Legal Case Study: RaDonda Vaught / Vanderbilt (2017-2022)
Summary
- Patient with subdural hematoma awaiting MRI; ordered midazolam 2 mg IV for anxiety.
- ADC override used; vecuronium (paralytic) 10\;mg reconstituted & given instead.
- Patient arrested & died; initial hospital settlement sealed with gag order; error unreported to state.
- Whistle-blower (grandson) alerted regulators; CMS investigation; nurse fired, criminally charged (reckless homicide, impaired adult abuse).
- 2022 verdict: guilty; \approx3 yrs supervised probation, $3,000 fine; nursing license revoked.
Ethical / Practical Lessons - Overrides only for life-saving drugs with pharmacist unavailability.

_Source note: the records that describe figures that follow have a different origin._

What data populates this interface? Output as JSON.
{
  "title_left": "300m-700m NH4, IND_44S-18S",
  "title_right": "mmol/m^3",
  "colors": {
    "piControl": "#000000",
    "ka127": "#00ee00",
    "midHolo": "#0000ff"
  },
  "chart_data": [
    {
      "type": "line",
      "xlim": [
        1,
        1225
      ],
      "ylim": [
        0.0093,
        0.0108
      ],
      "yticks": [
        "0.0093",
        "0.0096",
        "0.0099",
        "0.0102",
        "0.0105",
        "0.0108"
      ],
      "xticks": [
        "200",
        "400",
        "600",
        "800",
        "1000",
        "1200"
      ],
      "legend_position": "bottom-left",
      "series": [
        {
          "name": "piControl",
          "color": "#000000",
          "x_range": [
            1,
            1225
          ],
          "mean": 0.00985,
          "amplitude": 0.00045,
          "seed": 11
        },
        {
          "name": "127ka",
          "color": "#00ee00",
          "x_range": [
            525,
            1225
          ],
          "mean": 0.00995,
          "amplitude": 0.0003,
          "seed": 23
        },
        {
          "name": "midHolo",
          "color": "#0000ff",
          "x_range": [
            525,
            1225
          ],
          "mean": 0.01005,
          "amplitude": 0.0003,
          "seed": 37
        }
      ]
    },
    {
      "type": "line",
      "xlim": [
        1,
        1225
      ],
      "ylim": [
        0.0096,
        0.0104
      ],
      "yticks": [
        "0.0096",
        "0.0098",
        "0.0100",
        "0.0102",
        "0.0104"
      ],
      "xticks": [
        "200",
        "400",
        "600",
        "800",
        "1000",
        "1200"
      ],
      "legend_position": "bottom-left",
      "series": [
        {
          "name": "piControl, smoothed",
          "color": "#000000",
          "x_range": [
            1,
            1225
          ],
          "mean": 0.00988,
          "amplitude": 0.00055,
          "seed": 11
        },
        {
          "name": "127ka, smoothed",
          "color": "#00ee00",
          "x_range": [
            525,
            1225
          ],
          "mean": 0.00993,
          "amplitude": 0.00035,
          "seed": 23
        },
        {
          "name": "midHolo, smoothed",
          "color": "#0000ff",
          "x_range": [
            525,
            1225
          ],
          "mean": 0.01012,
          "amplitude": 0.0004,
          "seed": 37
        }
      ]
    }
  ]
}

- Vigilant drug–name, form, and route verification (vecuronium is powder vs. liquid midazolam).
- System failures (policy gaps) + human factors (distraction, haste) converge → “Swiss-cheese” error.
- Importance of personal liability insurance for nurses.
- Culture of safety requires non-punitive, transparent reporting; criminalization may drive errors underground.
Study Tips & Key Takeaways
- Practice matching order → MAR → drug label aloud to build muscle memory.
- Memorize do-not-crush list (EC, SR, XR, CR, LA).
- Re-draw IM landmarks on peers; verbalize inches & angles.
- Use drug reference apps (Lexicomp, Micromedex) for dose range checks.
- Ask “Why am I giving this?” every single time—links Right Drug & Right Reason.
- Slow down: a 10-second double-check can avert a lifetime consequence.